Various Foliage, etc.
A table decoration of foliage without flowers is very effective, though very seldom seen. Trails of bright red Virginian creeper give as bright an effect as any blossoms, and, used in conjunction with well polished silver, leave little to be desired.
Twine it round silver candlesticks, and loop garlands of it from vase to vase. Fill silver bonbonnieres with bright sweets and encircle them with creeper leaves. Arrange at each corner of the table a cluster of leaves tied with a bow of ribbon and use autumn leaf guest-cards.
A table decoration for which bright red cactus dahlias are used in combination with gypsophila. No other colour than that of the dahlias should be used. The effect of the scheme is brilliant, yet harmonious
Dahlias are among the most useful of table flowers, and they are very plentiful this month. In the illustration large cactus dahlias of a bright shade of red are used. These are very attractive in conjunction with gypsophila. At each corner of the table a circle of tiny sprays of gypsophila is placed, and there is a fine bloom in the centre of this.
A square of lace is used in the middle of the table with a row of blossoms at the edge of it, and others are placed outside the edge square, while from the centre rises a slender vase filled with some fine blooms and plenty of gypsophila.
Sulphur-yellow cactus dahlias, also, would be effective for this design, or those very popular large, bright majenta ones; the latter look brilliant by artificial light. Care must be taken, however, that other colours are absent from the table, as it is only white or the green shade of their own foliage that will harmonise with these dahlias. The small pom-pom dahlias, though stiff in themselves, form a pretty table decoration with plenty of gypso-phila.
Take a number of the dahlias and form lines with them from corner to corner of the table, crossing them in the middle, and using clusters of the wee white blossoms round each one of them. In the spaces between the lines stand white china vases filled with the same combination of flowers.
Roses are becoming scarce in. September, and must be used sparingly. But these last roses of summer are very beautiful. Those of a pale pink hue look well in a specimen vase with only their own foliage. Four such vases would make a pretty decoration on a ribbon table-centre of pale blue satin, with garlands of the ribbon draped from vase to vase, fastened half-way up the stem with pretty bows.
Or three vases so filled could be placed in a triangle, with trails of tinted creeper forming the triangle on the cloth, and trails of it also draped from the tops of the vases. Then long trails of brightly tinted creepers might be carried to the corners, and other vases placed there.
A Harvest Decoration
A suitable decoration for the time of harvest is also shown.
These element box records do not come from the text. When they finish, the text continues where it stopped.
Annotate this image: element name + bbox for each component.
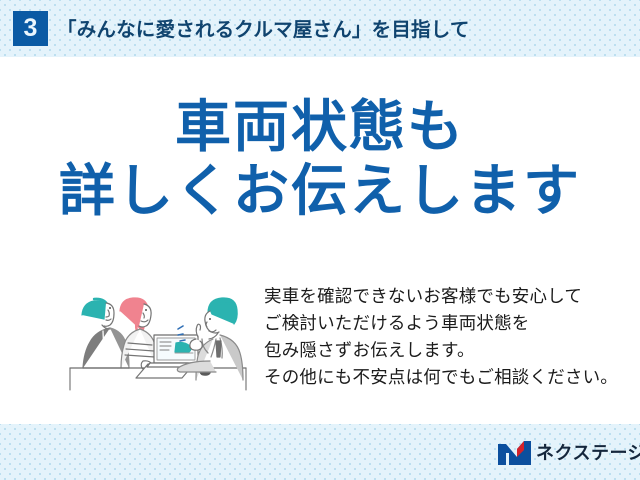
headline-line-2: 詳しくお伝えします xyxy=(0,158,640,224)
consultation-illustration-svg xyxy=(58,277,258,395)
promo-banner: 3 「みんなに愛されるクルマ屋さん」を目指して 車両状態も 詳しくお伝えします xyxy=(0,0,640,480)
consultation-illustration xyxy=(58,277,258,395)
nextage-n-mark-icon xyxy=(497,440,533,466)
body-copy-line-3: 包み隠さずお伝えします。 xyxy=(264,337,614,364)
body-copy: 実車を確認できないお客様でも安心して ご検討いただけるよう車両状態を 包み隠さず… xyxy=(264,283,614,391)
body-copy-line-2: ご検討いただけるよう車両状態を xyxy=(264,310,614,337)
header-title: 「みんなに愛されるクルマ屋さん」を目指して xyxy=(57,14,470,46)
brand-logo-text: ネクステージ xyxy=(536,442,640,464)
page-headline: 車両状態も 詳しくお伝えします xyxy=(0,96,640,224)
body-copy-line-4: その他にも不安点は何でもご相談ください。 xyxy=(264,364,614,391)
body-copy-line-1: 実車を確認できないお客様でも安心して xyxy=(264,283,614,310)
headline-line-1: 車両状態も xyxy=(0,96,640,158)
brand-logo: ネクステージ xyxy=(497,439,629,469)
step-number-badge: 3 xyxy=(13,11,48,46)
The table is covered with daisy chains formed into squares by crossing and crossing. Lawn daisies were not used for this, but the somewhat larger ones that are often found growing by corn-fields. Five vases are used, and they are filled with poppies and corn. The effect is very pretty. The bonbonnieres are in the form of autumn leaves and are filled with fancy fondants. The flaming red wild poppy is a happy contrast to wheat, and another pretty scheme consists of using Shirley poppies of every shade from white to deepest red. Poppy petal candle-shades should be used in a medium red shade, and sweet-cases to match.
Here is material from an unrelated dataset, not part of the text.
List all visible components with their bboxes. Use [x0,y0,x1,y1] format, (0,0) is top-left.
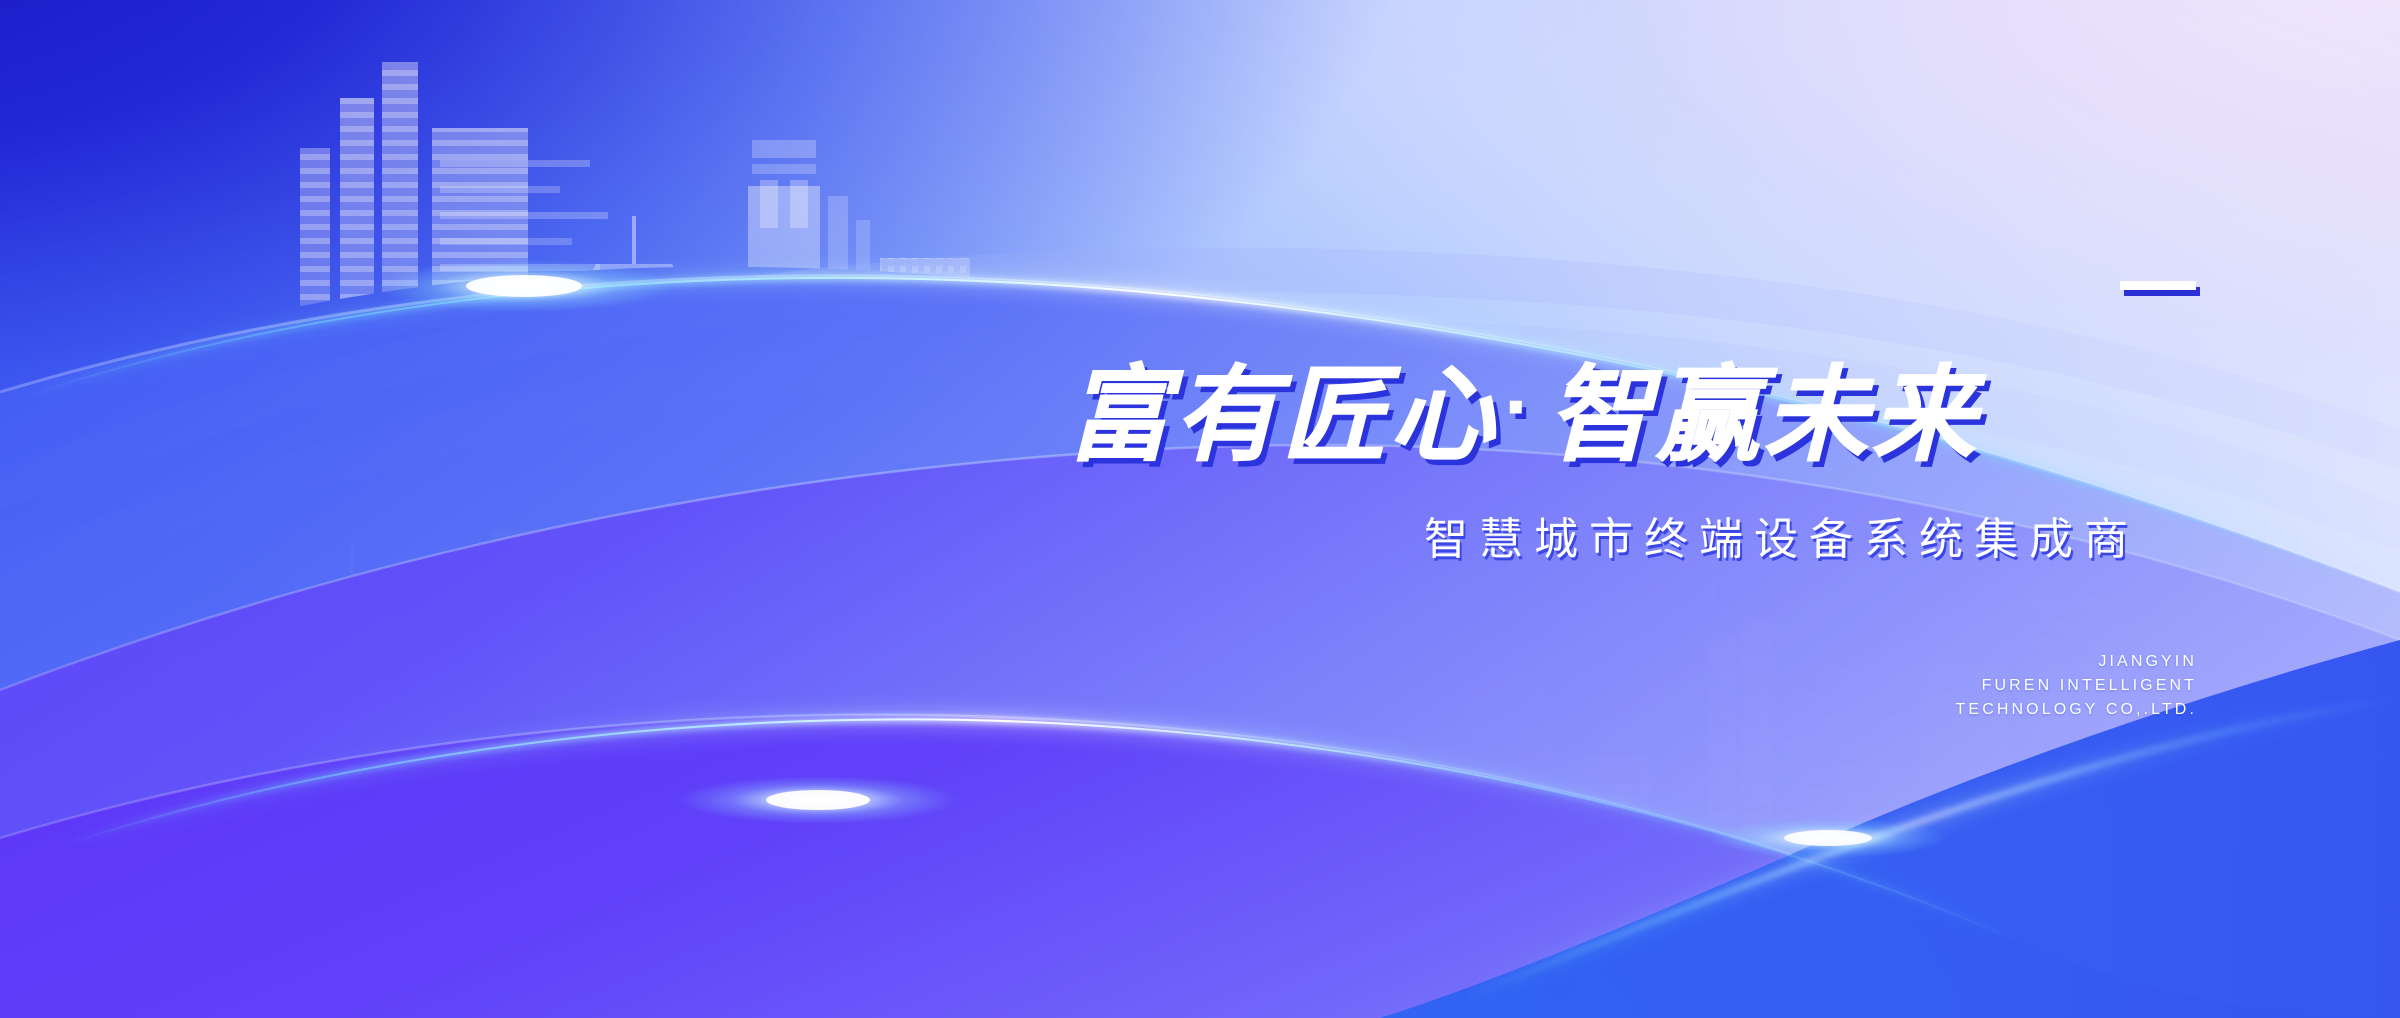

An autumn breakfast-table decorated with heather is a pretty idea. In the one here displayed a handsome game-pie dish, with a design of foxheads and ducks, has been used. It is placed upon a fringe of heather, and filled with sprays of purple heather. A few lead supports are placed in the dish to keep the heather upright.
Sprays of purple heather are placed round the cruets, with a sprig of white heather at each place to bring
"good luck" to the sportsmen.
Heather is very suitable, too, for luncheon parties, but is too dark and heavy by artificial light for dinner use.
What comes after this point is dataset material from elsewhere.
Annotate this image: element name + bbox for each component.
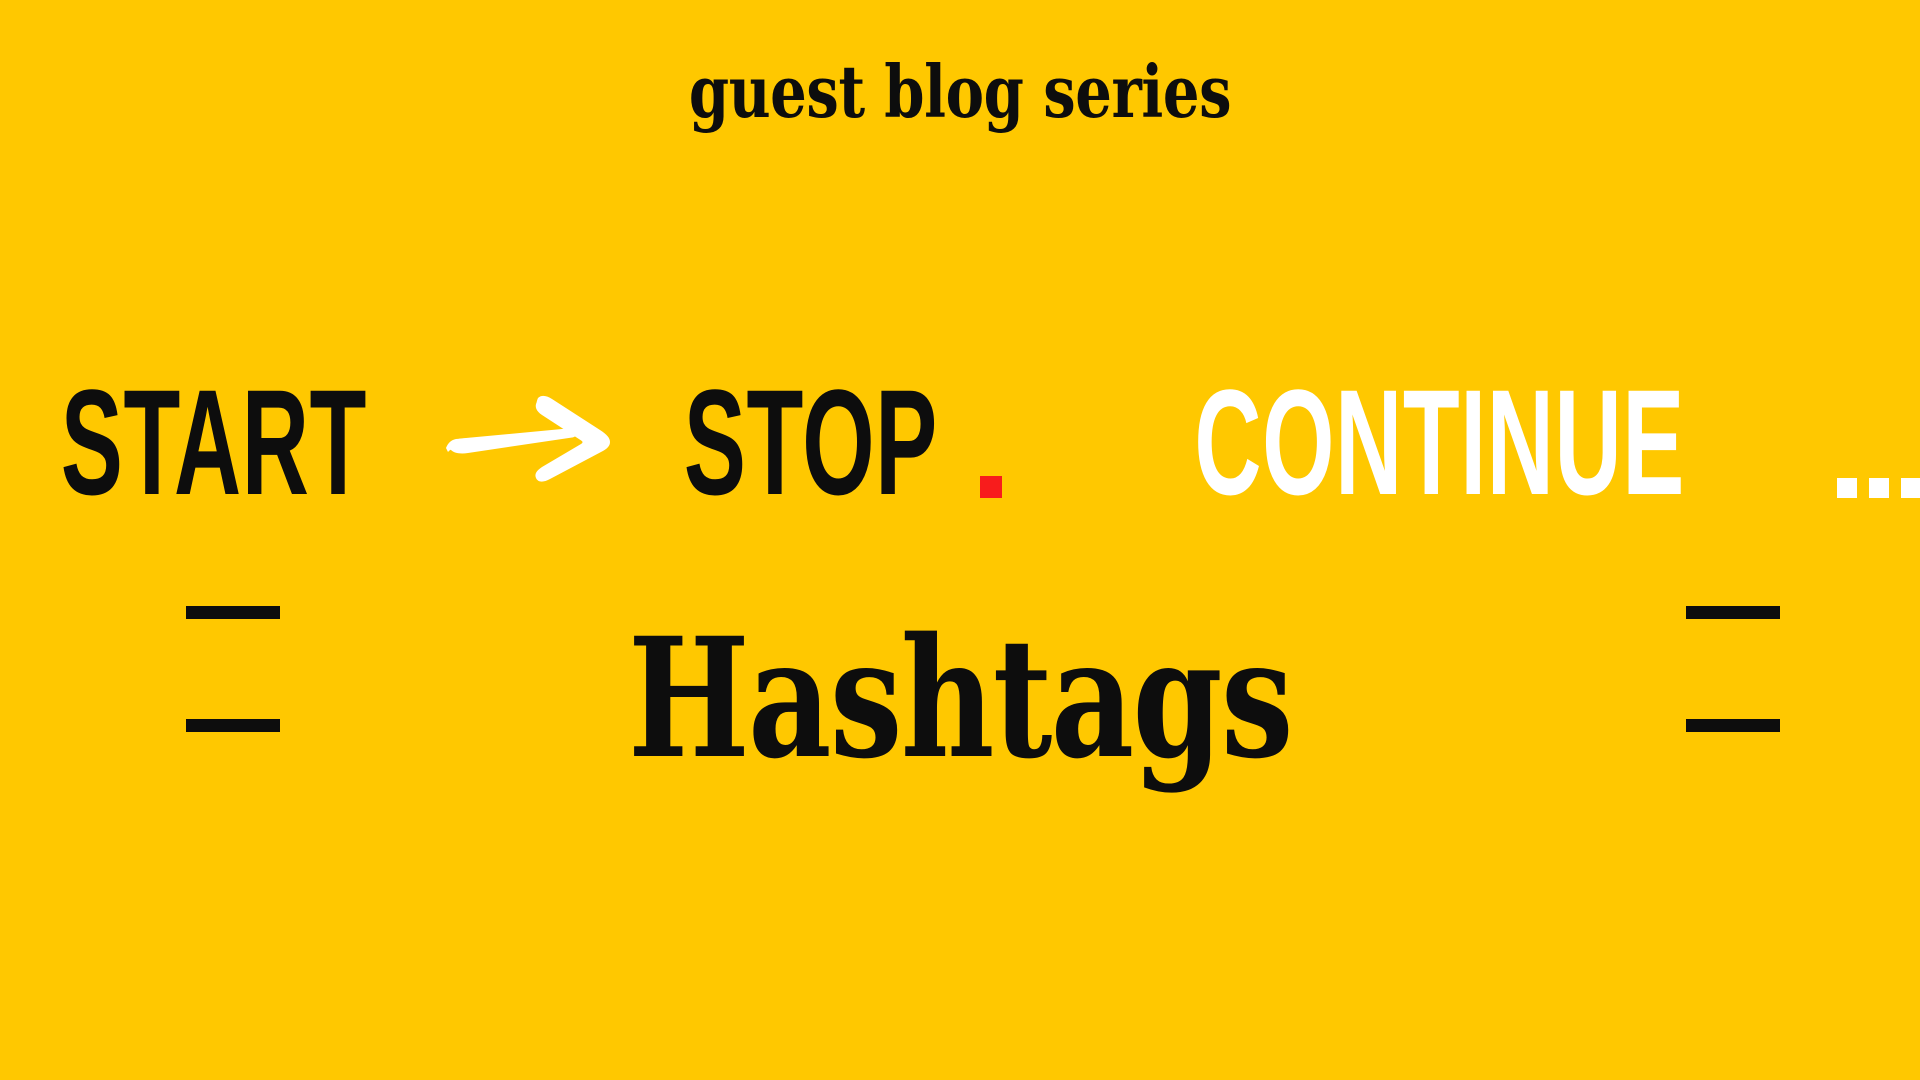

The graceful fuchsia is most suitable for table use. Try it with sprays of pink ivy geranium in cut-glass vases, and mass some of the pink blossoms with some sprays of grey foliage round the base of each vase. Another pretty contrast consists of pink ivy geraniums and variegated maple leaves. Fill the vases with sprays of the leaves and then place the pink geraniums among them. Low-shaped table-baskets, painted silver, form artistic receptacles for geraniums and foliage. Trim the baskets with bows of ribbon to match the geraniums, using either bright scarlet or pink blossoms.
Those who have kept their sweet-peas well picked will still have plenty of blossoms to gather. Use them on your table as follows : Cut out a large star in silver paper and place it on the table; edge the star with sweet-pea blossoms, and in the centre on the silver paper stand a rustic silver vase, filled with sweet-peas and their own foliage. From the top of this vase to the points of the star suspend garlands of sweet-pea blossoms threaded on to fine wire, and at each corner of the table fasten a cluster of blossoms and foliage tied with a bow of ribbon.